I think it's a bit confusing.  It also defines a term that is
a different concept than the body-part syntactic object, which has
semantics which do not apply to messages.


What semantics does it have that don't apply to MIME messages?

Again, syntax and semantics are getting confused. Body parts can have
non-content headers, but such headers do not tie into the body in any way.

"X-" headers in a body-part nonterminal are specifically allowed to
have private meanings.


Of course. But they don't have any meaning that's defined in MIME. And that's
all that matters here.

The problem is that we define rules for body parts that have to
apply to both the multipart and single part cases but don't apply to
all entities.

Could you give me an example of such a rule?


Any rule that defines something specific to MIME represents such an example.
Entities can be messages and messages don't have to be MIME messages, hence
MIME rules don't necessarily apply to all entities.
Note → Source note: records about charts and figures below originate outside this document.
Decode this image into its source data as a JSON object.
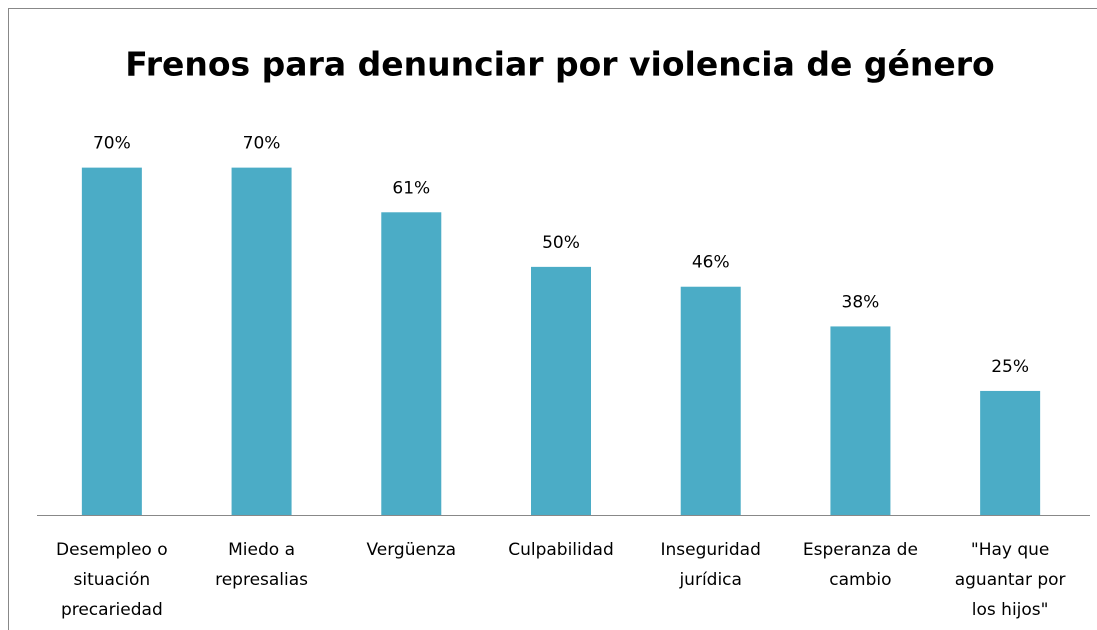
{
  "chart_data": {
    "type": "bar",
    "title": "Frenos para denunciar por violencia de género",
    "categories": [
      "Desempleo o situación precariedad",
      "Miedo a represalias",
      "Vergüenza",
      "Culpabilidad",
      "Inseguridad jurídica",
      "Esperanza de cambio",
      "\"Hay que aguantar por los hijos\""
    ],
    "values": [
      70,
      70,
      61,
      50,
      46,
      38,
      25
    ],
    "value_labels": [
      "70%",
      "70%",
      "61%",
      "50%",
      "46%",
      "38%",
      "25%"
    ],
    "color": "#4bacc6",
    "ylim": [
      0,
      80
    ]
  }
}
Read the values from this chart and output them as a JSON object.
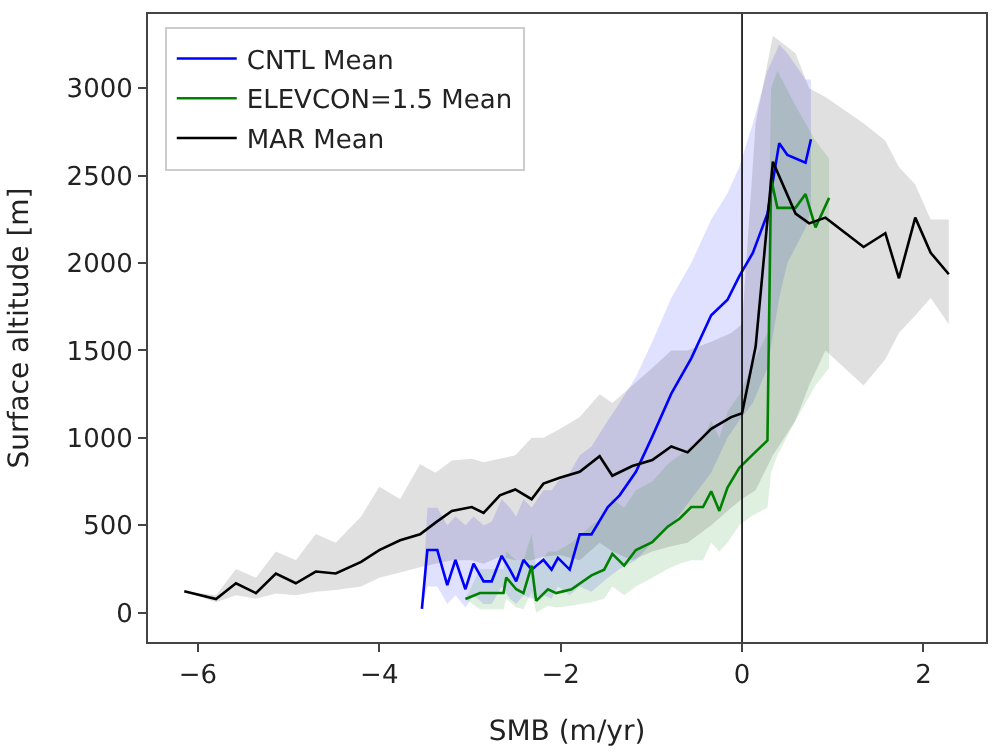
{
  "chart_data": {
    "type": "line",
    "xlabel": "SMB (m/yr)",
    "ylabel": "Surface altitude [m]",
    "xlim": [
      -6.55,
      2.69
    ],
    "xticks": [
      {
        "value": -6,
        "label": "−6"
      },
      {
        "value": -4,
        "label": "−4"
      },
      {
        "value": -2,
        "label": "−2"
      },
      0,
      2
    ],
    "ylim": [
      -168,
      3425
    ],
    "yticks": [
      0,
      500,
      1000,
      1500,
      2000,
      2500,
      3000
    ],
    "legend": "top left",
    "line_style": "solid",
    "marker": "none",
    "ref_lines": [
      {
        "axis": "x",
        "value": 0,
        "label": null,
        "color": "#000000"
      }
    ],
    "series": [
      {
        "name": "CNTL Mean",
        "color": "#0000ff",
        "x": [
          -3.53,
          -3.47,
          -3.36,
          -3.25,
          -3.16,
          -3.05,
          -2.96,
          -2.85,
          -2.76,
          -2.65,
          -2.56,
          -2.49,
          -2.41,
          -2.32,
          -2.19,
          -2.1,
          -2.03,
          -1.9,
          -1.79,
          -1.66,
          -1.48,
          -1.35,
          -1.17,
          -0.99,
          -0.78,
          -0.56,
          -0.34,
          -0.16,
          -0.03,
          0.12,
          0.28,
          0.41,
          0.5,
          0.7,
          0.76
        ],
        "values": [
          22,
          358,
          358,
          157,
          302,
          134,
          280,
          179,
          179,
          325,
          246,
          179,
          302,
          246,
          302,
          246,
          313,
          246,
          448,
          448,
          604,
          671,
          806,
          1007,
          1253,
          1455,
          1701,
          1790,
          1925,
          2059,
          2283,
          2686,
          2619,
          2574,
          2708
        ],
        "upper": [
          22,
          600,
          600,
          500,
          550,
          500,
          550,
          500,
          520,
          650,
          600,
          550,
          650,
          600,
          700,
          700,
          750,
          800,
          900,
          950,
          1100,
          1200,
          1350,
          1550,
          1800,
          2000,
          2250,
          2400,
          2550,
          2800,
          3100,
          3250,
          3200,
          3050,
          3050
        ],
        "lower": [
          22,
          150,
          150,
          50,
          100,
          30,
          100,
          50,
          50,
          150,
          80,
          50,
          100,
          80,
          100,
          80,
          150,
          100,
          150,
          120,
          200,
          250,
          300,
          400,
          500,
          650,
          800,
          1000,
          1100,
          1200,
          1400,
          1800,
          2000,
          2200,
          2300
        ]
      },
      {
        "name": "ELEVCON=1.5 Mean",
        "color": "#008000",
        "x": [
          -3.05,
          -2.89,
          -2.63,
          -2.6,
          -2.49,
          -2.41,
          -2.32,
          -2.27,
          -2.14,
          -2.05,
          -1.88,
          -1.66,
          -1.52,
          -1.43,
          -1.3,
          -1.17,
          -0.99,
          -0.82,
          -0.69,
          -0.56,
          -0.43,
          -0.34,
          -0.25,
          -0.16,
          -0.03,
          0.1,
          0.28,
          0.32,
          0.39,
          0.59,
          0.7,
          0.81,
          0.96
        ],
        "values": [
          78,
          112,
          112,
          201,
          134,
          112,
          269,
          67,
          134,
          112,
          134,
          213,
          246,
          336,
          269,
          358,
          403,
          492,
          537,
          604,
          604,
          694,
          582,
          716,
          828,
          895,
          985,
          2484,
          2316,
          2316,
          2395,
          2204,
          2373
        ],
        "upper": [
          78,
          250,
          250,
          350,
          300,
          300,
          450,
          250,
          350,
          350,
          400,
          500,
          550,
          650,
          600,
          700,
          750,
          850,
          900,
          950,
          1000,
          1100,
          1000,
          1150,
          1250,
          1400,
          1600,
          3000,
          3100,
          2900,
          2800,
          2700,
          2600
        ],
        "lower": [
          78,
          20,
          20,
          80,
          30,
          20,
          120,
          0,
          40,
          30,
          40,
          60,
          80,
          150,
          100,
          150,
          200,
          250,
          280,
          300,
          300,
          400,
          350,
          400,
          500,
          550,
          600,
          800,
          900,
          1100,
          1200,
          1300,
          1400
        ]
      },
      {
        "name": "MAR Mean",
        "color": "#000000",
        "x": [
          -6.15,
          -5.8,
          -5.58,
          -5.36,
          -5.14,
          -4.92,
          -4.7,
          -4.48,
          -4.2,
          -4.0,
          -3.77,
          -3.55,
          -3.38,
          -3.2,
          -2.98,
          -2.85,
          -2.67,
          -2.5,
          -2.32,
          -2.19,
          -2.01,
          -1.79,
          -1.57,
          -1.43,
          -1.21,
          -0.99,
          -0.78,
          -0.6,
          -0.34,
          -0.12,
          0,
          0.15,
          0.34,
          0.59,
          0.74,
          0.92,
          1.34,
          1.58,
          1.73,
          1.91,
          2.08,
          2.28
        ],
        "values": [
          123,
          78,
          168,
          112,
          224,
          168,
          235,
          224,
          290,
          358,
          414,
          448,
          515,
          582,
          604,
          570,
          671,
          705,
          649,
          738,
          772,
          806,
          895,
          783,
          839,
          873,
          951,
          917,
          1052,
          1119,
          1141,
          1522,
          2580,
          2283,
          2227,
          2260,
          2092,
          2171,
          1913,
          2260,
          2059,
          1936
        ],
        "upper": [
          123,
          100,
          250,
          200,
          350,
          300,
          450,
          400,
          550,
          720,
          650,
          850,
          800,
          870,
          880,
          860,
          880,
          900,
          1000,
          1000,
          1050,
          1120,
          1250,
          1200,
          1300,
          1400,
          1500,
          1500,
          1550,
          1600,
          1650,
          2800,
          3300,
          3200,
          3000,
          2950,
          2800,
          2700,
          2550,
          2450,
          2250,
          2250
        ],
        "lower": [
          123,
          60,
          100,
          80,
          110,
          100,
          120,
          130,
          150,
          200,
          230,
          260,
          280,
          300,
          300,
          280,
          320,
          300,
          300,
          320,
          330,
          300,
          400,
          350,
          300,
          350,
          380,
          400,
          500,
          600,
          650,
          700,
          900,
          1100,
          1300,
          1500,
          1300,
          1450,
          1600,
          1700,
          1800,
          1650
        ]
      }
    ]
  }
}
Here's another difference in paradigms.  In my paradigm, MIME rules
apply to all messages.  None of my MIME parsers ever look for
MIME-Version.


The Working Group rejected exactly this paradigm some time ago, preferring
instead to go with the approach of MIME messages being a proper subset of
RFC822 messages.

The MIME standard certainly permits this.  The MIME rules are
constructed such that if there are no Content-* headers, the MIME
rules are identical to the RFC 822 rules.


It does indeed permit this, because this is the way we originally planned
to do it.

RFC 1049 Content-Type:
headers are not syntactically legal MIME Content-Type: headers, so a
MIME reader has the freedom to treat RFC 1049 Content-Type: headers as
it likes.


Not if it treats all messages as MIME messages.

Even with the definition of "body part" in
draft-ietf-822ext-mime-imb-03.txt, messages which "aren't MIME
messages" have associated body parts.  Take the (presumably zero)
content headers of the message, along with the body and there's your
"body part".


Sure. This can happen in MIME messages as well.

If a message doesn't have a MIME-Version, then a receiving UA has the
option, given in section 6 of the message bodies document, of ignoring
all rules in MIME applying to the message body, including any rules
imposed by the fact that the message is an entity.


Sure, but so what?

      entity = *field [ CRLF *OCTET ]

It then follows that "message" and "body-part" are subsets of
"entity".


This is OK syntactically, but loses seriously on the semantics front. I
don't see any way of making this change without making things even more
confusing.

How does it lose?  You apply all the rules that you want for both
messages and body-parts, including the various Content-* headers, to
entities.  It appears to me to be a semantic win.


Because it blurs the distinction between body parts and messages.
The early MIME work presented us with substantial evidence that losing
this distinction is very bad.

bodies are no longer restricted to 7bit data, so "*text" isn't
appropriate.


Neither is the original definition then. I'll change it to read:

The original definition of message from 822 was specific to 7bit data.
MIME expanded this in prose, but not in BNF, to be *OCTET.

By the way, I neglected to formally define OCTET.


I already corrected this omission.

                                Ned